Comp Lit 100: Introduction to Asian American/Asian Diaspora Studies

This course offers a broad introduction to the history and culture of Asian Americans, focusing on the ways that ideas of ethnicity and race, Americanness and the foreign, of labor and of leisure, of demotic and highbrow culture, and of the relation between nation and history have been transformed by the movement of people from Asia to the United States. In addition, the course considers how the international movement of people and ideas in, around, and out of Asia since the 16th century constitutes an important framework for understanding the Asian American experience.
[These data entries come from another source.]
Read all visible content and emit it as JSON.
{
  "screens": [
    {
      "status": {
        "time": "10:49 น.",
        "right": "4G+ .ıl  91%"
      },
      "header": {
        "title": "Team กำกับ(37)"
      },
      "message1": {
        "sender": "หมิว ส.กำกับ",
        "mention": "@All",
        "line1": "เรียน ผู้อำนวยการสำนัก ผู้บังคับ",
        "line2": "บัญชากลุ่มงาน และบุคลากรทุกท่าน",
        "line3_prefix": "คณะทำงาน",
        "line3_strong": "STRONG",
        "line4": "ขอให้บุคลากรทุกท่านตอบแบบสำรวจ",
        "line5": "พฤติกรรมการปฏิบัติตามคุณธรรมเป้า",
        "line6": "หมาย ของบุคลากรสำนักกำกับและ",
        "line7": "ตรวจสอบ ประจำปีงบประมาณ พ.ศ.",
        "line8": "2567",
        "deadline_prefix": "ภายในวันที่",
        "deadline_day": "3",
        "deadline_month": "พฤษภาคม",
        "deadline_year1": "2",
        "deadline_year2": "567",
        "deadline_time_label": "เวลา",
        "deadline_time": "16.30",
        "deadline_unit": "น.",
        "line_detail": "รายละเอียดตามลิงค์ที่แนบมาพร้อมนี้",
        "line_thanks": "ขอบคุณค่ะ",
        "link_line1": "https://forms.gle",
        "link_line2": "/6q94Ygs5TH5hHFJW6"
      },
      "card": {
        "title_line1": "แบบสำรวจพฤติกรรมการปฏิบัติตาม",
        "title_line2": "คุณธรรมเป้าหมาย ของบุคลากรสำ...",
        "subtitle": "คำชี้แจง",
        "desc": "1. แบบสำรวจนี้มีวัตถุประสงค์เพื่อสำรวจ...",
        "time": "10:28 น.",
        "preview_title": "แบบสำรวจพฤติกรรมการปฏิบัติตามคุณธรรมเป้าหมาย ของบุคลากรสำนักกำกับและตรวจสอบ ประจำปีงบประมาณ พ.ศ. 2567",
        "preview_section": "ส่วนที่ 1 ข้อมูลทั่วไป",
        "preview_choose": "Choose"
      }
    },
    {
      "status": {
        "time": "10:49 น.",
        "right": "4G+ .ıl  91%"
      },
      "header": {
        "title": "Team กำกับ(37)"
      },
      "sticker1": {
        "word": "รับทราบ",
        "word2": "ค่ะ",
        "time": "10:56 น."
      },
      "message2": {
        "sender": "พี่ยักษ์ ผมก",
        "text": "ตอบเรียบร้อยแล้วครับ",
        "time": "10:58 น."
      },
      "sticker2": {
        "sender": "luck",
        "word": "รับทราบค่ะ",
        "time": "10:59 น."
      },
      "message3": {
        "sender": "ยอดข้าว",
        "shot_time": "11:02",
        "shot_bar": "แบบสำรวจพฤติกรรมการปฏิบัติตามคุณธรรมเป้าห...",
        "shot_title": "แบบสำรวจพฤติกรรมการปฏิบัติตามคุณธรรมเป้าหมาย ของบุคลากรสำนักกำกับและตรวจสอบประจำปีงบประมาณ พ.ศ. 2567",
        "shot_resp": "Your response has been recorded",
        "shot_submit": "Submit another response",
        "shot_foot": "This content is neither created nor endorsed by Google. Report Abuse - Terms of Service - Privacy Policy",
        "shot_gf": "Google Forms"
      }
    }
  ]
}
Accordingly, we will focus on such topics as the history of European exploration and colonization in South, Southeast, and East Asia, colonial and national relations among Asian countries, and among those countries and Western ones, on the relation between Asian “coolie” labor and the history of American slavery, on the history of immigration law, on the cultural and social effects of U.S. military action in the Pacific, Southeast Asia, Korea, China, and Japan, on the ways that globalization is shaping or reshaping the experience of being Asian (or being Indian, or Chinese), and on the ways that all of these factors have interacted with the development of an “Asian American” identity and have established its particular challenges and privileges. The course will be broadly interdisciplinary, wide-ranging in its historical and geographic scope, and catholic in its cultural tastes (including television shows, poetry, pamphlets, novels, films, and manifestoes).